Ben Johnson, CTO and co-founder of Obsidian Security, spoke about cybersecurity risks that have expanded with so much data stored in the cloud. He said while Amazon Web Services merely protects invasion from above the clouds, it is the responsibility of the company storing data to ensure there are no breaches from within the cloud.
“Clouds talk to clouds, old-school firewalls are not there anymore to protect the data. Hackers don’t break in, they merely log in, because of lack of security defenses or mistakes by insiders,” Johnson said.
He urged businesses to restrict system access of insiders to only the areas they need to do their job. He said pruning access should be a regular activity for IT staffers. He said too often insiders are given permissions into the system which can be breached if they should also use the same log-ins on other systems or cloud-based applications. Hackers could gain access to company data through other cloud-based applications.
Passwords are no longer defensible against hacker attacks, according to Sean Dueby, Identity Architect with Edgile Inc. He said in August 2018 Microsoft blocked over 1.3 billion credential attacks.
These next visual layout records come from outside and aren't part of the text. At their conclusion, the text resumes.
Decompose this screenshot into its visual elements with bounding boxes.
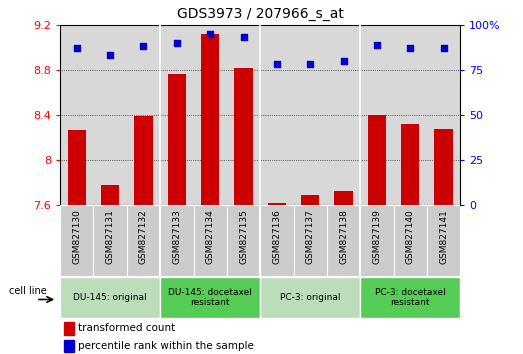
- Point: [272, 62, 281, 67]
- Text: PC-3: original: PC-3: original: [280, 293, 340, 302]
- Text: GSM827141: GSM827141: [439, 209, 448, 264]
- Point: [240, 35, 248, 40]
- Bar: [394, 205, 427, 276]
- Bar: [435, 129, 453, 205]
- Bar: [260, 205, 293, 276]
- Bar: [427, 205, 460, 276]
- Bar: [368, 115, 386, 205]
- Bar: [360, 277, 460, 318]
- Bar: [67, 130, 86, 205]
- Bar: [268, 203, 286, 205]
- Bar: [94, 205, 127, 276]
- Bar: [327, 205, 360, 276]
- Bar: [227, 205, 260, 276]
- Text: GSM827135: GSM827135: [239, 209, 248, 264]
- Text: GSM827130: GSM827130: [72, 209, 81, 264]
- Point: [139, 44, 147, 49]
- Text: GSM827134: GSM827134: [206, 209, 214, 264]
- Text: percentile rank within the sample: percentile rank within the sample: [78, 341, 254, 351]
- Point: [373, 42, 381, 47]
- Bar: [160, 277, 260, 318]
- Text: GSM827138: GSM827138: [339, 209, 348, 264]
- Text: DU-145: original: DU-145: original: [73, 293, 147, 302]
- Text: DU-145: docetaxel
resistant: DU-145: docetaxel resistant: [168, 288, 252, 307]
- Text: GSM827132: GSM827132: [139, 209, 148, 264]
- Bar: [64, 340, 74, 352]
- Text: GSM827140: GSM827140: [406, 209, 415, 264]
- Point: [439, 45, 448, 51]
- Bar: [260, 277, 360, 318]
- Text: GSM827137: GSM827137: [306, 209, 315, 264]
- Bar: [301, 195, 320, 205]
- Bar: [64, 322, 74, 335]
- Point: [206, 31, 214, 37]
- Bar: [194, 205, 227, 276]
- Point: [173, 40, 181, 46]
- Bar: [234, 68, 253, 205]
- Bar: [334, 191, 353, 205]
- Title: GDS3973 / 207966_s_at: GDS3973 / 207966_s_at: [177, 7, 344, 21]
- Bar: [134, 116, 153, 205]
- Bar: [160, 205, 194, 276]
- Bar: [401, 124, 419, 205]
- Bar: [293, 205, 327, 276]
- Text: transformed count: transformed count: [78, 323, 175, 333]
- Text: GSM827136: GSM827136: [272, 209, 281, 264]
- Text: PC-3: docetaxel
resistant: PC-3: docetaxel resistant: [375, 288, 446, 307]
- Text: GSM827131: GSM827131: [106, 209, 115, 264]
- Bar: [168, 74, 186, 205]
- Text: GSM827139: GSM827139: [372, 209, 381, 264]
- Point: [73, 45, 81, 51]
- Bar: [201, 34, 219, 205]
- Text: cell line: cell line: [9, 286, 47, 296]
- Point: [339, 58, 348, 64]
- Bar: [60, 277, 160, 318]
- Point: [106, 53, 115, 58]
- Bar: [127, 205, 160, 276]
- Bar: [101, 185, 119, 205]
- Bar: [60, 205, 94, 276]
- Point: [306, 62, 314, 67]
- Bar: [360, 205, 393, 276]
- Point: [406, 45, 414, 51]
- Text: GSM827133: GSM827133: [173, 209, 181, 264]
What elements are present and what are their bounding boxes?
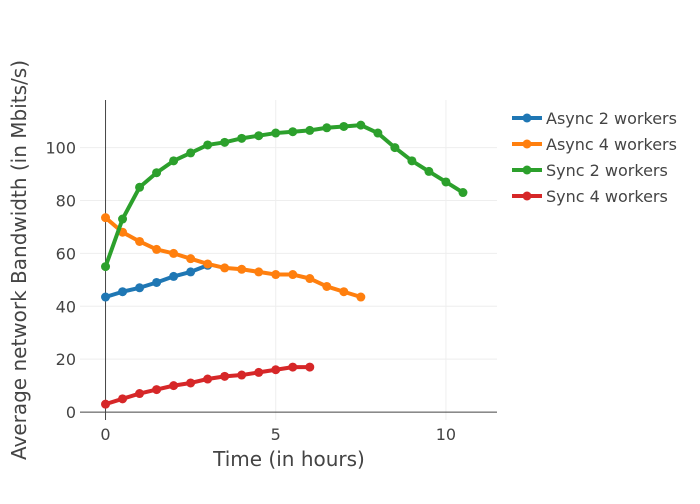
data-point: [101, 213, 111, 223]
data-point: [356, 292, 366, 302]
data-point: [254, 131, 264, 141]
series-0: [101, 260, 213, 302]
y-tick-label: 0: [66, 403, 76, 422]
legend[interactable]: Async 2 workers Async 4 workers Sync 2 wor…: [512, 109, 677, 206]
y-tick-label: 80: [56, 191, 76, 210]
data-point: [254, 267, 264, 277]
x-axis-title: Time (in hours): [212, 447, 365, 471]
data-point: [101, 399, 111, 409]
y-tick-label: 20: [56, 350, 76, 369]
data-point: [220, 263, 230, 273]
series-1: [101, 213, 366, 302]
data-point: [186, 267, 196, 277]
legend-swatch-marker: [522, 139, 532, 149]
x-tick-label: 5: [271, 425, 281, 444]
data-point: [135, 389, 145, 399]
series-2: [101, 120, 468, 272]
data-point: [390, 143, 400, 153]
data-point: [152, 244, 162, 254]
data-point: [356, 120, 366, 130]
y-tick-label: 60: [56, 244, 76, 263]
data-point: [101, 292, 111, 302]
data-point: [118, 214, 128, 224]
series-3: [101, 362, 315, 409]
data-point: [441, 177, 451, 187]
zero-line-layer: [80, 100, 497, 420]
data-point: [135, 182, 145, 192]
data-point: [169, 156, 179, 166]
data-point: [254, 367, 264, 377]
legend-label: Sync 4 workers: [546, 187, 668, 206]
data-point: [322, 281, 332, 291]
data-point: [186, 148, 196, 158]
y-tick-label: 40: [56, 297, 76, 316]
data-point: [458, 188, 468, 198]
data-point: [135, 236, 145, 246]
data-point: [237, 133, 247, 143]
legend-swatch-marker: [522, 191, 532, 201]
legend-swatch-marker: [522, 165, 532, 175]
data-point: [203, 259, 213, 269]
data-point: [271, 365, 281, 375]
data-point: [152, 277, 162, 287]
data-point: [220, 371, 230, 381]
legend-item[interactable]: Sync 4 workers: [512, 187, 668, 206]
data-point: [118, 394, 128, 404]
legend-item[interactable]: Async 4 workers: [512, 135, 677, 154]
data-point: [288, 270, 298, 280]
data-point: [322, 123, 332, 133]
grid-layer: [80, 100, 497, 420]
data-point: [424, 166, 434, 176]
data-point: [203, 140, 213, 150]
legend-item[interactable]: Async 2 workers: [512, 109, 677, 128]
series-line: [104, 216, 362, 299]
data-point: [169, 271, 179, 281]
legend-swatch-marker: [522, 113, 532, 123]
data-point: [373, 128, 383, 138]
data-point: [339, 287, 349, 297]
x-tick-label: 0: [100, 425, 110, 444]
legend-label: Async 2 workers: [546, 109, 677, 128]
legend-label: Sync 2 workers: [546, 161, 668, 180]
x-tick-label: 10: [436, 425, 456, 444]
data-point: [220, 137, 230, 147]
data-point: [169, 248, 179, 258]
data-point: [305, 362, 315, 372]
data-point: [288, 362, 298, 372]
data-point: [152, 168, 162, 178]
legend-item[interactable]: Sync 2 workers: [512, 161, 668, 180]
data-point: [271, 270, 281, 280]
axis-layer: 0 20 40 60 80 100 0 5 10: [45, 139, 456, 444]
data-point: [169, 381, 179, 391]
data-point: [152, 385, 162, 395]
data-point: [288, 127, 298, 137]
data-point: [407, 156, 417, 166]
y-axis-title: Average network Bandwidth (in Mbits/s): [7, 60, 31, 460]
data-point: [118, 287, 128, 297]
data-point: [305, 274, 315, 284]
data-point: [271, 128, 281, 138]
series-line: [103, 123, 465, 268]
data-point: [101, 262, 111, 272]
y-tick-label: 100: [45, 139, 76, 158]
series-layer: [101, 120, 468, 409]
data-point: [186, 378, 196, 388]
data-point: [203, 374, 213, 384]
data-point: [305, 125, 315, 135]
data-point: [135, 283, 145, 293]
data-point: [186, 254, 196, 264]
legend-label: Async 4 workers: [546, 135, 677, 154]
data-point: [237, 264, 247, 274]
data-point: [237, 370, 247, 380]
data-point: [339, 121, 349, 131]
Compromised credentials were responsible for the following:
• 91% of successful attacks via phishing;
• 53% of IT security staff reporting spear phishing;
• 73% of passwords being duplicates, used for other applications; and
• 50% of breaches involved the most 25 commonly used passwords.
Deuby said web administrators and consumers need to ban the use of common passwords which are an easy way hackers break into systems. He said the use of the same password for multiple accounts is also a no-no, but it’s common. He said businesses using Microsoft systems are at risk with their Active Directory that stores all the user information. He said Active Directory is vulnerable to password spray attacks that is a brute force hacking against many accounts versus just one.
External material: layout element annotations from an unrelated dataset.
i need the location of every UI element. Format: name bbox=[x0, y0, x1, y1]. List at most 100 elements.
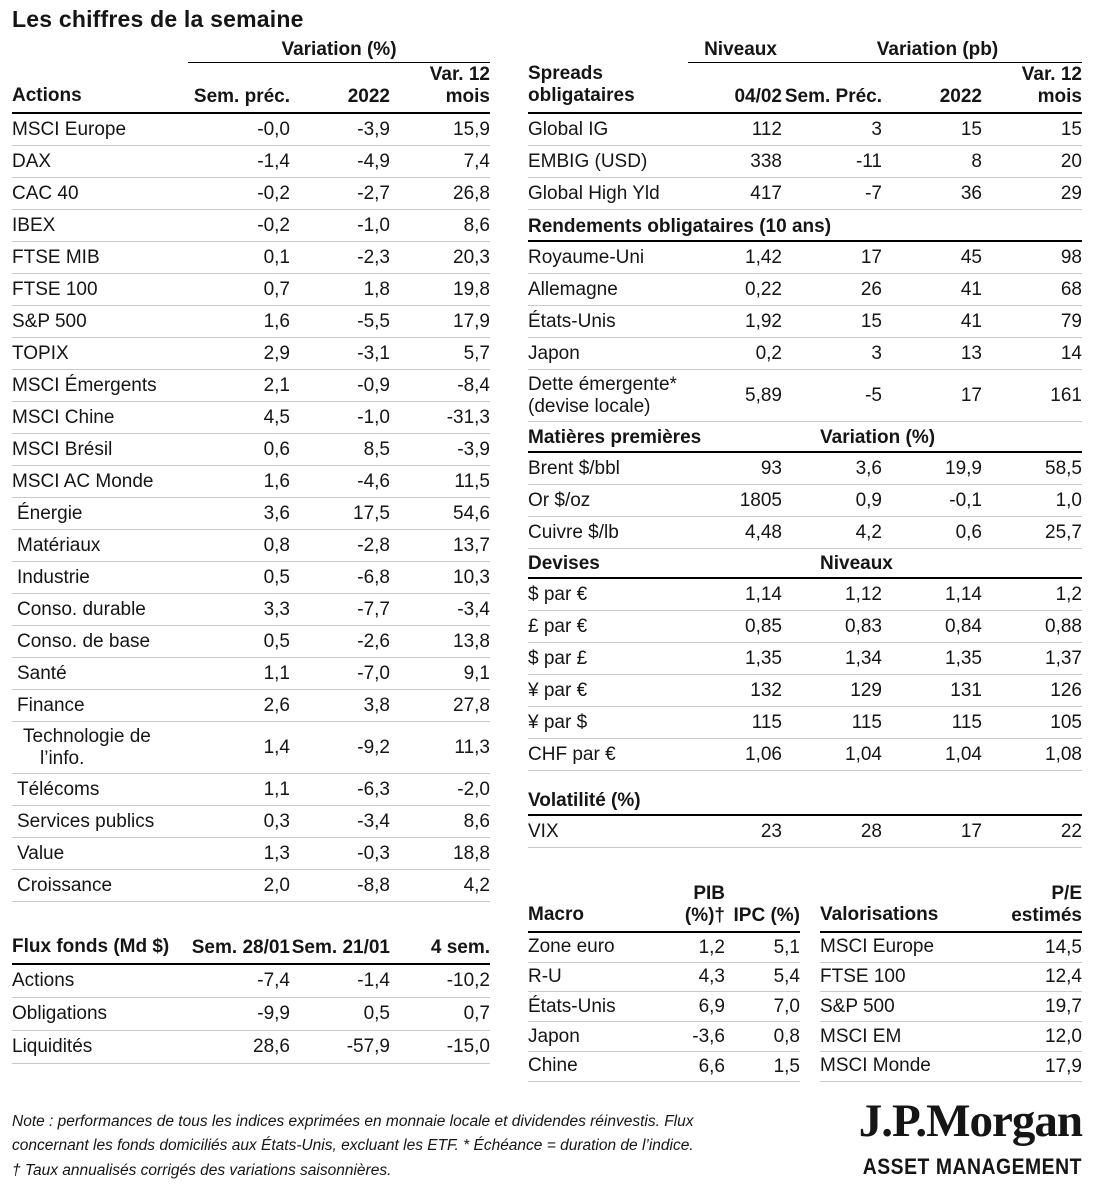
cell-value: 0,83 bbox=[845, 615, 882, 637]
cell-value: 8,5 bbox=[363, 438, 390, 460]
macro-table: Macro PIB (%)† IPC (%) Zone euro 1,2 5,1… bbox=[528, 883, 800, 1082]
cell-value: -0,9 bbox=[357, 374, 390, 396]
jpmorgan-logo: J.P.Morgan ASSET MANAGEMENT bbox=[690, 1098, 1083, 1180]
cell-value: 1,2 bbox=[698, 936, 725, 958]
cell-value: 1,37 bbox=[1045, 647, 1082, 669]
table-row: Global IG 112 3 15 15 bbox=[528, 114, 1082, 146]
cell-value: 1,6 bbox=[263, 470, 290, 492]
cell-value: 1,06 bbox=[745, 743, 782, 765]
cell-value: 2,1 bbox=[263, 374, 290, 396]
row-label: CAC 40 bbox=[12, 182, 79, 204]
cell-value: 115 bbox=[751, 711, 782, 733]
cell-value: 13,7 bbox=[453, 534, 490, 556]
row-label: $ par £ bbox=[528, 647, 588, 669]
table-row: Brent $/bbl 93 3,6 19,9 58,5 bbox=[528, 453, 1082, 485]
table-row: Japon 0,2 3 13 14 bbox=[528, 338, 1082, 370]
table-row: Finance 2,6 3,8 27,8 bbox=[12, 690, 490, 722]
cell-value: 112 bbox=[751, 118, 782, 140]
cell-value: 20 bbox=[1060, 150, 1082, 172]
spreads-span-header: Niveaux Variation (pb) bbox=[688, 36, 1082, 63]
column-header-2022: 2022 bbox=[939, 85, 982, 107]
cell-value: 79 bbox=[1060, 310, 1082, 332]
row-label: Royaume-Uni bbox=[528, 246, 645, 268]
cell-value: 1,2 bbox=[1055, 583, 1082, 605]
matieres-section-title: Matières premières bbox=[528, 427, 702, 448]
row-label: Télécoms bbox=[17, 778, 100, 800]
variation-pb-span-label: Variation (pb) bbox=[876, 39, 999, 60]
cell-value: 1,04 bbox=[845, 743, 882, 765]
cell-value: 4,48 bbox=[745, 521, 782, 543]
row-label: MSCI Brésil bbox=[12, 438, 113, 460]
cell-value: 3,6 bbox=[855, 457, 882, 479]
row-label: EMBIG (USD) bbox=[528, 150, 648, 172]
cell-value: 161 bbox=[1050, 384, 1082, 406]
row-label: £ par € bbox=[528, 615, 588, 637]
cell-value: 1,4 bbox=[263, 736, 290, 758]
cell-value: 10,3 bbox=[453, 566, 490, 588]
rendements-table: Rendements obligataires (10 ans) Royaume… bbox=[528, 216, 1082, 422]
cell-value: 4,2 bbox=[463, 874, 490, 896]
row-label: DAX bbox=[12, 150, 52, 172]
table-row: ¥ par € 132 129 131 126 bbox=[528, 675, 1082, 707]
cell-value: 1,35 bbox=[945, 647, 982, 669]
cell-value: 0,9 bbox=[855, 489, 882, 511]
column-header-2022: 2022 bbox=[347, 85, 390, 107]
table-row: MSCI Brésil 0,6 8,5 -3,9 bbox=[12, 434, 490, 466]
table-row: MSCI Chine 4,5 -1,0 -31,3 bbox=[12, 402, 490, 434]
table-row: FTSE 100 0,7 1,8 19,8 bbox=[12, 274, 490, 306]
cell-value: 26,8 bbox=[453, 182, 490, 204]
row-label: Global High Yld bbox=[528, 182, 660, 204]
cell-value: 11,5 bbox=[454, 470, 490, 492]
niveaux-span-label: Niveaux bbox=[820, 553, 893, 574]
table-row: S&P 500 19,7 bbox=[820, 992, 1082, 1023]
row-label: VIX bbox=[528, 820, 559, 842]
cell-value: -15,0 bbox=[446, 1036, 490, 1058]
row-label: R-U bbox=[528, 966, 562, 988]
cell-value: 68 bbox=[1060, 278, 1082, 300]
volatilite-rows: VIX 23 28 17 22 bbox=[528, 816, 1082, 848]
cell-value: 1,0 bbox=[1055, 489, 1082, 511]
valorisations-table: Valorisations P/E estimés MSCI Europe 14… bbox=[820, 883, 1082, 1082]
row-label: Allemagne bbox=[528, 278, 618, 300]
row-label: IBEX bbox=[12, 214, 56, 236]
flux-header-row: Flux fonds (Md $) Sem. 28/01 Sem. 21/01 … bbox=[12, 932, 490, 965]
table-row: Royaume-Uni 1,42 17 45 98 bbox=[528, 242, 1082, 274]
cell-value: 18,8 bbox=[453, 842, 490, 864]
cell-value: 8 bbox=[971, 150, 982, 172]
macro-header-row: Macro PIB (%)† IPC (%) bbox=[528, 883, 800, 933]
row-label: Énergie bbox=[17, 502, 83, 524]
cell-value: 1,12 bbox=[845, 583, 882, 605]
note-block: Note : performances de tous les indices … bbox=[12, 1110, 754, 1183]
cell-value: 17 bbox=[960, 820, 982, 842]
devises-section-title: Devises bbox=[528, 553, 600, 574]
table-row: Value 1,3 -0,3 18,8 bbox=[12, 838, 490, 870]
row-label: Brent $/bbl bbox=[528, 457, 620, 479]
row-label: Santé bbox=[17, 662, 67, 684]
cell-value: -3,4 bbox=[357, 810, 390, 832]
cell-value: 93 bbox=[760, 457, 782, 479]
variation-span-label: Variation (%) bbox=[820, 427, 936, 448]
cell-value: 28 bbox=[860, 820, 882, 842]
cell-value: -6,3 bbox=[357, 778, 390, 800]
row-label: Technologie de l’info. bbox=[23, 725, 151, 769]
row-label: CHF par € bbox=[528, 743, 616, 765]
cell-value: 0,3 bbox=[263, 810, 290, 832]
table-row: Technologie de l’info. 1,4 -9,2 11,3 bbox=[12, 722, 490, 774]
cell-value: 15,9 bbox=[453, 118, 490, 140]
cell-value: 1,08 bbox=[1045, 743, 1082, 765]
cell-value: 36 bbox=[960, 182, 982, 204]
table-row: Services publics 0,3 -3,4 8,6 bbox=[12, 806, 490, 838]
cell-value: 8,6 bbox=[463, 214, 490, 236]
cell-value: 13,8 bbox=[453, 630, 490, 652]
column-header-macro: Macro bbox=[528, 903, 584, 925]
cell-value: 0,7 bbox=[263, 278, 290, 300]
cell-value: 58,5 bbox=[1045, 457, 1082, 479]
niveaux-span-label: Niveaux bbox=[704, 39, 777, 60]
cell-value: -7,7 bbox=[357, 598, 390, 620]
row-label: Cuivre $/lb bbox=[528, 521, 619, 543]
cell-value: -31,3 bbox=[446, 406, 490, 428]
row-label: Obligations bbox=[12, 1003, 108, 1025]
table-row: Énergie 3,6 17,5 54,6 bbox=[12, 498, 490, 530]
row-label: Japon bbox=[528, 1025, 580, 1047]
Daren Mar Elia, head of product at Semperis, said Active Directory has been around for about 20 years but it’s become more vulnerable to attack in the last five years as hackers have become more sophisticated.
“All a hacker needs is to gain a foothold with a phishing attack to get them on the domain and they can then wreak havoc on a company’s system,” he said.
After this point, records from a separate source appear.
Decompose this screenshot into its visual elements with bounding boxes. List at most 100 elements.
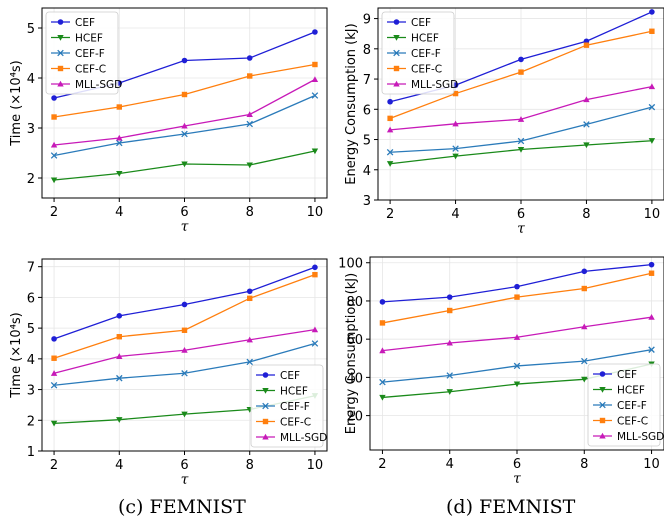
x-axis-label: τ <box>517 221 525 237</box>
data-point-mll-sgd <box>50 370 58 376</box>
legend: CEF HCEF CEF-F CEF-C MLL-SGD <box>45 11 122 95</box>
x-tick-label: 10 <box>307 458 324 473</box>
data-point-cef-c <box>452 90 459 97</box>
legend-marker-cef-f <box>599 401 606 409</box>
legend-label-cef-f: CEF-F <box>75 48 105 60</box>
x-tick-label: 2 <box>386 207 394 222</box>
data-point-hcef <box>583 142 590 149</box>
legend-marker-mll-sgd <box>393 80 400 87</box>
series-hcef <box>50 148 319 184</box>
series-cef-c <box>387 28 655 122</box>
data-point-cef-c <box>181 327 188 333</box>
legend-label-hcef: HCEF <box>411 33 439 45</box>
data-point-cef-c <box>514 294 520 300</box>
caption-d: (d) FEMNIST <box>446 496 576 518</box>
data-point-cef-c <box>181 91 188 98</box>
data-point-cef <box>379 299 386 305</box>
legend: CEF HCEF CEF-F CEF-C MLL-SGD <box>587 363 664 447</box>
data-point-cef-f <box>648 346 655 353</box>
data-point-cef-f <box>181 370 188 377</box>
legend-label-mll-sgd: MLL-SGD <box>411 79 458 91</box>
legend-label-cef-c: CEF-C <box>411 64 442 76</box>
data-point-cef <box>246 288 253 295</box>
data-point-mll-sgd <box>50 141 58 148</box>
legend-marker-cef-c <box>599 417 606 424</box>
data-point-cef-c <box>649 28 655 34</box>
x-tick-label: 2 <box>378 457 386 472</box>
data-point-hcef <box>116 417 123 423</box>
data-point-mll-sgd <box>181 347 188 353</box>
data-point-hcef <box>452 153 459 160</box>
series-cef-f <box>379 346 655 386</box>
data-point-cef-f <box>446 372 453 379</box>
y-tick-label: 3 <box>363 194 371 209</box>
legend-marker-cef <box>57 19 64 25</box>
data-point-cef-c <box>116 104 122 110</box>
legend-label-cef-c: CEF-C <box>75 64 106 76</box>
data-point-cef <box>312 264 318 271</box>
series-cef-f <box>386 103 656 156</box>
data-point-cef-f <box>311 340 319 347</box>
data-point-cef-f <box>246 358 253 366</box>
data-point-cef-f <box>116 139 123 147</box>
y-tick-label: 7 <box>27 261 35 276</box>
legend-marker-mll-sgd <box>599 432 606 439</box>
data-point-cef <box>518 56 524 63</box>
legend-marker-cef <box>393 19 400 25</box>
y-tick-label: 60 <box>346 333 363 348</box>
legend-label-cef: CEF <box>75 17 95 29</box>
series-cef-f <box>50 340 319 389</box>
x-tick-label: 10 <box>644 207 661 222</box>
y-tick-label: 3 <box>27 122 35 137</box>
legend-marker-hcef <box>393 34 400 41</box>
data-point-mll-sgd <box>311 326 319 333</box>
legend-marker-cef-c <box>57 65 64 72</box>
data-point-cef <box>387 98 393 105</box>
legend-label-mll-sgd: MLL-SGD <box>280 432 327 444</box>
y-tick-label: 8 <box>363 43 371 58</box>
legend-label-cef: CEF <box>280 370 300 382</box>
data-point-hcef <box>581 376 588 383</box>
x-tick-label: 8 <box>582 207 590 222</box>
data-point-mll-sgd <box>517 116 525 122</box>
data-point-cef <box>51 95 57 101</box>
x-tick-label: 4 <box>115 458 123 473</box>
legend-marker-cef <box>262 372 269 378</box>
data-point-mll-sgd <box>116 134 123 141</box>
data-point-cef <box>312 29 318 35</box>
data-point-cef-c <box>379 320 386 326</box>
data-point-cef-c <box>312 271 318 278</box>
legend-marker-cef-f <box>262 402 269 410</box>
legend-box <box>250 364 324 448</box>
data-point-hcef <box>181 411 188 418</box>
data-point-cef-f <box>517 137 525 145</box>
series-mll-sgd <box>50 76 319 148</box>
y-tick-label: 5 <box>363 134 371 149</box>
data-point-cef-c <box>648 270 655 276</box>
y-tick-label: 6 <box>27 291 35 306</box>
data-point-cef-c <box>583 42 590 48</box>
data-point-cef <box>181 57 188 64</box>
y-axis-label: Energy Consumption (kJ) <box>344 273 359 434</box>
series-cef-c <box>379 270 655 326</box>
x-axis-label: τ <box>513 471 521 487</box>
data-point-hcef <box>386 161 394 167</box>
data-point-hcef <box>116 170 123 177</box>
legend-marker-mll-sgd <box>57 80 64 87</box>
legend: CEF HCEF CEF-F CEF-C MLL-SGD <box>250 364 327 448</box>
x-tick-label: 4 <box>115 205 123 220</box>
data-point-mll-sgd <box>386 126 394 133</box>
data-point-cef-f <box>581 357 588 365</box>
y-tick-label: 2 <box>27 414 35 429</box>
y-tick-label: 5 <box>27 322 35 337</box>
panel-d: 20 40 60 80 100 2 4 6 8 10 τ Energy Consumption (kJ… <box>338 256 664 487</box>
x-tick-label: 2 <box>50 458 58 473</box>
legend: CEF HCEF CEF-F CEF-C MLL-SGD <box>381 11 458 95</box>
legend-marker-cef-c <box>262 418 269 425</box>
series-mll-sgd <box>50 326 319 376</box>
legend-marker-cef <box>599 371 606 377</box>
data-point-mll-sgd <box>452 120 459 127</box>
data-point-hcef <box>446 389 453 395</box>
data-point-cef-c <box>581 285 587 292</box>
Johnson said tech users are now mobile and that complicates the risk. The border is gone and the control gate with access does not require identity. He said businesses have to focus at the perimeter.
“When you don’t have control of the perimeter, all controls are gone,” he said.
Bresman said Semperis will host another tech day in the region in the coming months and will work to broaden the scope and size of the event based on responses from attendees. Webb said Northwest Arkansas has the makings of a small cybersecurity hub and Grit Studios will continue to foster the connections necessary to make that happen.
Also on Thursday, Arkansas Attorney General Leslie Rutledge announced a settlement from a security breach involving 3.9 million health records and personal information involving Medical Informatics and NoMoreClipboard LLC. They had systems hacked between May 7, 2015, and May 26, 2015. The hackers stole electronically protected health information, phone numbers, usernames, passwords, security questions, spousal information, dates of birth, social security numbers, children’s names and birth statistics. Arkansas will receive $112,950 in the settlement, Rutledge said.